Leaders told us they used the PPG meeting to include guest speakers such as Well Doncaster, Autism Plus and Mind Doncaster.

The practice worked with commissioners. For example, they had carried out some quality improvement work which allowed the Integrated Care Board (ICB) to make cost effective switches in medications. The Integrated Care Board (ICB) told us the patient experience manager had done a lot of work to improve patient engagement. Weekly text questionnaires were sent out to patients after their appointments to gain feedback, this feedback was more positive than the National GP Patient Survey showed.

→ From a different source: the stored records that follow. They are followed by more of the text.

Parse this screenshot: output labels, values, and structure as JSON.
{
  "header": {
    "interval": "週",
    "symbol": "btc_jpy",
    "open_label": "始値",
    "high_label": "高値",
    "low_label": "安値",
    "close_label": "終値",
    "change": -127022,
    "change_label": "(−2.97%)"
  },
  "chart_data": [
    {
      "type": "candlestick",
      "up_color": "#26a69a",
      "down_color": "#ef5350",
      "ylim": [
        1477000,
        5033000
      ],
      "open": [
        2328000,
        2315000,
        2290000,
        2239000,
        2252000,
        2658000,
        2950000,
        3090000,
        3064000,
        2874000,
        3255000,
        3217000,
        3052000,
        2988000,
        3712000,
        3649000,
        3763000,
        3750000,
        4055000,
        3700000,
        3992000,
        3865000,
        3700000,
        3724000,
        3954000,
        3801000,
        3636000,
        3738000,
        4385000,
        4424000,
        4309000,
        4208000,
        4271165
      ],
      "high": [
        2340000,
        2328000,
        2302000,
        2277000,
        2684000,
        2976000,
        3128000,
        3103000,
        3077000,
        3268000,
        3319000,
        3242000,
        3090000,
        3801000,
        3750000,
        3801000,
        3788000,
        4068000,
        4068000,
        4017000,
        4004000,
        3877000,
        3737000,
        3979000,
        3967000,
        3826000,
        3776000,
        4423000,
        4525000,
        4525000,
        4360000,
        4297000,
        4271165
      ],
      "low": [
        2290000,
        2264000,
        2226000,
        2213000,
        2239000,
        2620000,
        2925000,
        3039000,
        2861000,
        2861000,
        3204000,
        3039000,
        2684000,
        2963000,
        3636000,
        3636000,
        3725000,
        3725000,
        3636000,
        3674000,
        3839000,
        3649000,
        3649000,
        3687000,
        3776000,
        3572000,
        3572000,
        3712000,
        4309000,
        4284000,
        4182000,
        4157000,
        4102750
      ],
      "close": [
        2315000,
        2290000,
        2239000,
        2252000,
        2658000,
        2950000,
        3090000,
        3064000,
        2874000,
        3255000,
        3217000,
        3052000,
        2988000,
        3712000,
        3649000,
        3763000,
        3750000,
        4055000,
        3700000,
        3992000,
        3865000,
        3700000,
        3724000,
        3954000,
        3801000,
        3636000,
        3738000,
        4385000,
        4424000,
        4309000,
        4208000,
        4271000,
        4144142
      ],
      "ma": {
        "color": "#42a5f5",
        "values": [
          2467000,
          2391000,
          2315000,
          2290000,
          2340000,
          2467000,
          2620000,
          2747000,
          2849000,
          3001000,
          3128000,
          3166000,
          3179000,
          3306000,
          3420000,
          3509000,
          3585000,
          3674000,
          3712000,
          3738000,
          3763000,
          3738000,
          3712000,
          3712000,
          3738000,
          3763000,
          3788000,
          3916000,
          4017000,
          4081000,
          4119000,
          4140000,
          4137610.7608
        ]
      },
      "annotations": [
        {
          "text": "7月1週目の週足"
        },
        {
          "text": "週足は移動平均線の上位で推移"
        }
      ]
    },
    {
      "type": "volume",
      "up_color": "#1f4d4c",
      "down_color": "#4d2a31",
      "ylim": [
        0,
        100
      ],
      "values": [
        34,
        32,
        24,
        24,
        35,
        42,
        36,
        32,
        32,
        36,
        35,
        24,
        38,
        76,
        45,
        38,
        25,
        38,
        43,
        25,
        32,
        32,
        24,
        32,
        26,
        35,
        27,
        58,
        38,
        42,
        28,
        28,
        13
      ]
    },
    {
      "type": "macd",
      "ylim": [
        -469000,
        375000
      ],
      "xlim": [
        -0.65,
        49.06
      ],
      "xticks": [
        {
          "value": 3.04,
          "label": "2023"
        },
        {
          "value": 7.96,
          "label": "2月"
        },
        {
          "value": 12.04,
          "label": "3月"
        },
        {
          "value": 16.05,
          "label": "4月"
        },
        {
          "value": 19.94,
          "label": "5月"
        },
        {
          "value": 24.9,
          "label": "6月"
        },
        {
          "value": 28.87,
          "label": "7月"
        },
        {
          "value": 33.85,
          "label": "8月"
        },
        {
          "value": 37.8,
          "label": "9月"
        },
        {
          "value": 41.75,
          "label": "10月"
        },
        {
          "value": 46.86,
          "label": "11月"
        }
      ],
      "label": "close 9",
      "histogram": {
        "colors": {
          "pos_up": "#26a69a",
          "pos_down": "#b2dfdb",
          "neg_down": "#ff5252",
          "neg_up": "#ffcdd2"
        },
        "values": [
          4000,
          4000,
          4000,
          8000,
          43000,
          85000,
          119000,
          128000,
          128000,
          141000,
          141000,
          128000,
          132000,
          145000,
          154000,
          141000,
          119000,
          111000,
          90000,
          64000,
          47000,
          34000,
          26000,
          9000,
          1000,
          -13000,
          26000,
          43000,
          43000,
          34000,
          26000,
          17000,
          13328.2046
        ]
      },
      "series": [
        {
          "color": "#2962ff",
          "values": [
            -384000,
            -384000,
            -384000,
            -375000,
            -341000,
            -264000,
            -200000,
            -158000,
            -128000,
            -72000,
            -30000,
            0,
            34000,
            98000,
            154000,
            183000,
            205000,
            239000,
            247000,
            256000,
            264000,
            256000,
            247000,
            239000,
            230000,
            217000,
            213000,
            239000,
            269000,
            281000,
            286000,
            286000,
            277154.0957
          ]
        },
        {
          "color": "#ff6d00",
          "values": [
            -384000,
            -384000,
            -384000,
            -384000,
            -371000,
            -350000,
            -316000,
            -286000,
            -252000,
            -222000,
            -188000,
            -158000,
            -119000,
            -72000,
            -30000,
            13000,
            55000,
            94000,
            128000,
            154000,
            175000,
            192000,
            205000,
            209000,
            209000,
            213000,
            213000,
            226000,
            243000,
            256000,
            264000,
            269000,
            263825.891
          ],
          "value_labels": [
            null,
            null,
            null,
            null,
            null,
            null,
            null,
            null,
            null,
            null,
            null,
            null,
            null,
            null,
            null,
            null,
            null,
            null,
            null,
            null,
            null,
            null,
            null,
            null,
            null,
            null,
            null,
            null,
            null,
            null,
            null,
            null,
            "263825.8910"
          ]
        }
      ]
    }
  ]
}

The practice had action plans following the results of Friends and Family test and the National GP Patient Survey. This included employing more reception staff to answer calls, having a telephone escalation policy, and updating the telephone system in the future. The practice had a patient experience manager who collected feedback from patients to improve services. The provider sent out weekly text questionnaires to patients after appointments. The practice received between 250-300 responses per month, this feedback was more positive than the National GP Patient Survey. This was also reflected in more positive results from The Friends and Family test with a positive satisfaction result of 84%.

Learning, improvement and innovation

Score: 3

Staff told us they attended regular training sessions where guest speakers were invited to clinical meetings and training events. This included speakers on chronic kidney disease (CKD). Before this assessment the provider sent us a clinical audit on managing CKD. When we ran our clinical searches, we found that recall systems and monitoring of these patients was good. Staff told us they had completed further clinical audits on dementia and diabetes.

We saw the practice had undertaken a number of 2 cycled clinical audits. Clinical searches showed that asthma and CKD care were improved following these audits. The practice had an action plan in place to increase uptake of cervical cancer screening and child immunisations, however, the uptake for these were under national targets. We saw evidence of monitoring data, for example the practice looked at telephone call monitoring logs and was able to benchmark itself with other members of their Primary Care Network.